Le Catéchisme du Peuple/Leçon 1

LE
CATHÉCHISME
DU PEUPLE
PAR
A. DE FUISSEAUX


CHAPITRE I. — Première Leçon

De la Condition du Peuple et de son esclavage


1. Qui es-tu ?

R. Je suis un esclave.


2. Tu n’es donc pas un homme ?

R. Au point de vue de l’humanité, je suis un homme ; mais par rapport à la société, je suis un esclave.


3. Qu’est-ce qu’un esclave ?

R. C’est un être auquel on ne reconnaît qu’un seul devoir, celui de travailler et de souffrir pour les autres.


4. L’esclave a-t-il des droits ?

R. Non.


5. Quelle différence y a-t-il au point de vue physique entre l’esclave et l’homme libre ?

R. Il n’y a aucune différence ; l’esclave aussi bien que l’homme libre doit boire, manger, dormir, se vêtir. Il a les mêmes nécessités animales, les mêmes maladies, la même origine, la même fin.


6. Qu’est-ce qu’un homme libre ?

R. C’est celui qui vit sous un régime de lois qu’il s’est volontairement données.


7. À quoi reconnaissez-vous en Belgique l’homme libre de l’esclave ?

R. En Belgique, l’homme libre est riche ; l’esclave est pauvre.


8. L’esclave existe-t-il dans tous les pays ?

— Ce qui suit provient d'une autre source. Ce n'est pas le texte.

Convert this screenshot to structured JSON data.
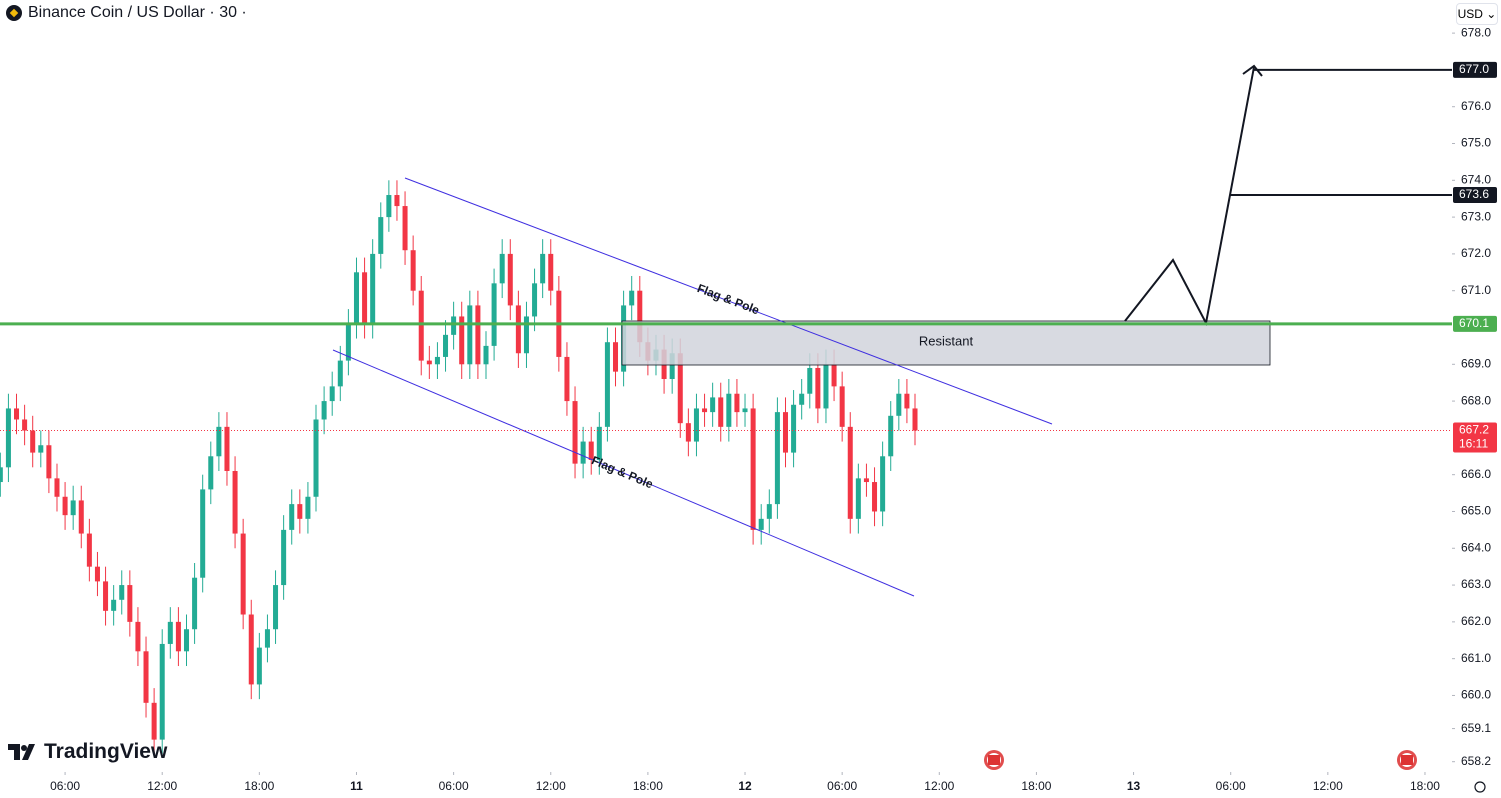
{
  "chart_data": {
    "type": "candlestick",
    "title": "Binance Coin / US Dollar · 30 ·",
    "currency_selector": "USD",
    "logo": "TradingView",
    "x": [
      2,
      2.5,
      3,
      3.5,
      4,
      4.5,
      5,
      5.5,
      6,
      6.5,
      7,
      7.5,
      8,
      8.5,
      9,
      9.5,
      10,
      10.5,
      11,
      11.5,
      12,
      12.5,
      13,
      13.5,
      14,
      14.5,
      15,
      15.5,
      16,
      16.5,
      17,
      17.5,
      18,
      18.5,
      19,
      19.5,
      20,
      20.5,
      21,
      21.5,
      22,
      22.5,
      23,
      23.5,
      24,
      24.5,
      25,
      25.5,
      26,
      26.5,
      27,
      27.5,
      28,
      28.5,
      29,
      29.5,
      30,
      30.5,
      31,
      31.5,
      32,
      32.5,
      33,
      33.5,
      34,
      34.5,
      35,
      35.5,
      36,
      36.5,
      37,
      37.5,
      38,
      38.5,
      39,
      39.5,
      40,
      40.5,
      41,
      41.5,
      42,
      42.5,
      43,
      43.5,
      44,
      44.5,
      45,
      45.5,
      46,
      46.5,
      47,
      47.5,
      48,
      48.5,
      49,
      49.5,
      50,
      50.5,
      51,
      51.5,
      52,
      52.5,
      53,
      53.5,
      54,
      54.5,
      55,
      55.5,
      56,
      56.5,
      57,
      57.5,
      58,
      58.5
    ],
    "open": [
      665.8,
      666.2,
      667.8,
      667.5,
      667.2,
      666.6,
      666.8,
      665.9,
      665.4,
      664.9,
      665.3,
      664.4,
      663.5,
      663.1,
      662.3,
      662.6,
      663.0,
      662.0,
      661.2,
      659.8,
      658.8,
      661.4,
      662.0,
      661.2,
      661.8,
      663.2,
      665.6,
      666.5,
      667.3,
      666.1,
      664.4,
      662.2,
      660.3,
      661.3,
      661.8,
      663.0,
      664.5,
      665.2,
      664.8,
      665.4,
      667.5,
      668.0,
      668.4,
      669.1,
      670.1,
      671.5,
      670.1,
      672.0,
      673.0,
      673.6,
      673.3,
      672.1,
      671.0,
      669.1,
      669.0,
      669.2,
      669.8,
      670.3,
      669.0,
      670.6,
      669.0,
      669.5,
      671.2,
      672.0,
      670.6,
      669.3,
      670.3,
      671.2,
      672.0,
      671.0,
      669.2,
      668.0,
      666.3,
      666.9,
      666.4,
      667.3,
      669.6,
      668.8,
      670.6,
      671.0,
      669.6,
      669.1,
      669.4,
      668.6,
      669.3,
      667.4,
      666.9,
      667.8,
      667.7,
      668.1,
      667.3,
      668.2,
      667.7,
      667.8,
      664.5,
      664.8,
      665.2,
      667.7,
      666.6,
      667.9,
      668.2,
      668.9,
      667.8,
      669.0,
      668.4,
      667.3,
      664.8,
      665.9,
      665.8,
      665.0,
      666.5,
      667.6,
      668.2,
      667.8
    ],
    "high": [
      666.6,
      668.2,
      668.2,
      667.9,
      667.6,
      667.2,
      667.2,
      666.3,
      665.8,
      665.7,
      665.7,
      664.8,
      663.9,
      663.5,
      663.0,
      663.4,
      663.4,
      662.4,
      661.6,
      660.2,
      661.8,
      662.4,
      662.4,
      662.2,
      663.6,
      666.0,
      666.9,
      667.7,
      667.7,
      666.5,
      664.8,
      662.6,
      661.7,
      662.2,
      663.4,
      664.9,
      665.6,
      665.6,
      665.8,
      667.9,
      668.4,
      668.8,
      669.5,
      670.5,
      671.9,
      671.9,
      672.4,
      673.4,
      674.0,
      674.0,
      673.7,
      672.5,
      671.4,
      669.5,
      669.6,
      670.2,
      670.7,
      670.7,
      671.0,
      671.0,
      669.9,
      671.6,
      672.4,
      672.4,
      671.0,
      670.7,
      671.6,
      672.4,
      672.4,
      671.4,
      669.6,
      668.4,
      667.3,
      667.3,
      667.7,
      670.0,
      670.0,
      671.0,
      671.4,
      671.4,
      670.0,
      669.8,
      669.8,
      669.7,
      669.7,
      667.8,
      668.2,
      668.2,
      668.5,
      668.5,
      668.6,
      668.6,
      668.2,
      668.2,
      665.2,
      665.6,
      668.1,
      668.1,
      668.3,
      668.6,
      669.3,
      669.3,
      669.4,
      669.4,
      668.8,
      667.7,
      666.3,
      666.3,
      666.2,
      666.9,
      668.0,
      668.6,
      668.6,
      668.2
    ],
    "low": [
      665.4,
      665.8,
      667.1,
      666.8,
      666.2,
      666.2,
      665.5,
      665.0,
      664.5,
      664.5,
      664.0,
      663.1,
      662.7,
      661.9,
      661.9,
      662.2,
      661.6,
      660.8,
      659.4,
      658.4,
      658.4,
      661.0,
      660.8,
      660.8,
      661.4,
      662.8,
      665.2,
      666.1,
      665.7,
      664.0,
      661.8,
      659.9,
      659.9,
      660.9,
      661.4,
      662.6,
      664.1,
      664.4,
      664.4,
      665.0,
      667.1,
      667.6,
      668.0,
      668.7,
      669.7,
      669.7,
      669.7,
      671.6,
      672.6,
      672.9,
      671.7,
      670.6,
      668.7,
      668.6,
      668.6,
      668.8,
      669.4,
      668.6,
      668.6,
      668.6,
      668.6,
      669.1,
      670.8,
      670.2,
      668.9,
      668.9,
      669.9,
      670.8,
      670.6,
      668.8,
      667.6,
      665.9,
      665.9,
      666.0,
      666.0,
      666.9,
      668.4,
      668.4,
      670.2,
      669.2,
      668.7,
      668.7,
      668.2,
      668.2,
      667.0,
      666.5,
      666.5,
      667.3,
      667.3,
      666.9,
      666.9,
      667.3,
      667.3,
      664.1,
      664.1,
      664.4,
      664.8,
      666.2,
      666.2,
      667.5,
      667.8,
      667.4,
      667.4,
      668.0,
      666.9,
      664.4,
      664.4,
      665.4,
      664.6,
      664.6,
      666.1,
      667.2,
      667.4,
      666.8
    ],
    "close": [
      666.2,
      667.8,
      667.5,
      667.2,
      666.6,
      666.8,
      665.9,
      665.4,
      664.9,
      665.3,
      664.4,
      663.5,
      663.1,
      662.3,
      662.6,
      663.0,
      662.0,
      661.2,
      659.8,
      658.8,
      661.4,
      662.0,
      661.2,
      661.8,
      663.2,
      665.6,
      666.5,
      667.3,
      666.1,
      664.4,
      662.2,
      660.3,
      661.3,
      661.8,
      663.0,
      664.5,
      665.2,
      664.8,
      665.4,
      667.5,
      668.0,
      668.4,
      669.1,
      670.1,
      671.5,
      670.1,
      672.0,
      673.0,
      673.6,
      673.3,
      672.1,
      671.0,
      669.1,
      669.0,
      669.2,
      669.8,
      670.3,
      669.0,
      670.6,
      669.0,
      669.5,
      671.2,
      672.0,
      670.6,
      669.3,
      670.3,
      671.2,
      672.0,
      671.0,
      669.2,
      668.0,
      666.3,
      666.9,
      666.4,
      667.3,
      669.6,
      668.8,
      670.6,
      671.0,
      669.6,
      669.1,
      669.4,
      668.6,
      669.3,
      667.4,
      666.9,
      667.8,
      667.7,
      668.1,
      667.3,
      668.2,
      667.7,
      667.8,
      664.5,
      664.8,
      665.2,
      667.7,
      666.6,
      667.9,
      668.2,
      668.9,
      667.8,
      669.0,
      668.4,
      667.3,
      664.8,
      665.9,
      665.8,
      665.0,
      666.5,
      667.6,
      668.2,
      667.8,
      667.2
    ],
    "up_color": "#22ab94",
    "down_color": "#f23645",
    "xlim": [
      1.98,
      91.67
    ],
    "ylim": [
      657.92,
      678.9
    ],
    "xticks": [
      {
        "value": 6,
        "label": "06:00"
      },
      {
        "value": 12,
        "label": "12:00"
      },
      {
        "value": 18,
        "label": "18:00"
      },
      {
        "value": 24,
        "label": "11"
      },
      {
        "value": 30,
        "label": "06:00"
      },
      {
        "value": 36,
        "label": "12:00"
      },
      {
        "value": 42,
        "label": "18:00"
      },
      {
        "value": 48,
        "label": "12"
      },
      {
        "value": 54,
        "label": "06:00"
      },
      {
        "value": 60,
        "label": "12:00"
      },
      {
        "value": 66,
        "label": "18:00"
      },
      {
        "value": 72,
        "label": "13"
      },
      {
        "value": 78,
        "label": "06:00"
      },
      {
        "value": 84,
        "label": "12:00"
      },
      {
        "value": 90,
        "label": "18:00"
      }
    ],
    "yticks": [
      {
        "value": 678,
        "label": "678.0"
      },
      {
        "value": 676,
        "label": "676.0"
      },
      {
        "value": 675,
        "label": "675.0"
      },
      {
        "value": 674,
        "label": "674.0"
      },
      {
        "value": 673,
        "label": "673.0"
      },
      {
        "value": 672,
        "label": "672.0"
      },
      {
        "value": 671,
        "label": "671.0"
      },
      {
        "value": 669,
        "label": "669.0"
      },
      {
        "value": 668,
        "label": "668.0"
      },
      {
        "value": 666,
        "label": "666.0"
      },
      {
        "value": 665,
        "label": "665.0"
      },
      {
        "value": 664,
        "label": "664.0"
      },
      {
        "value": 663,
        "label": "663.0"
      },
      {
        "value": 662,
        "label": "662.0"
      },
      {
        "value": 661,
        "label": "661.0"
      },
      {
        "value": 660,
        "label": "660.0"
      },
      659.1,
      658.2
    ],
    "target_levels": [
      {
        "value": 677,
        "label": "677.0"
      },
      673.6
    ],
    "support_level": 670.1,
    "support_color": "#4caf50",
    "last_price": 667.2,
    "countdown": "16:11",
    "zone_label": "Resistant",
    "annotations": [
      "Flag & Pole",
      "Flag & Pole"
    ]
  }
}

R. Non. La République Française, la République Suisse, la République des États-Unis et d’autres encore ne sont composées que d’hommes libres. Tous les citoyens font les lois et tous s’y soumettent.


9. Que faut-il donc pour faire d’un esclave un homme libre ?

R. Il faut lui donner le droit de vote, c’est-à-dire établir le suffrage universel.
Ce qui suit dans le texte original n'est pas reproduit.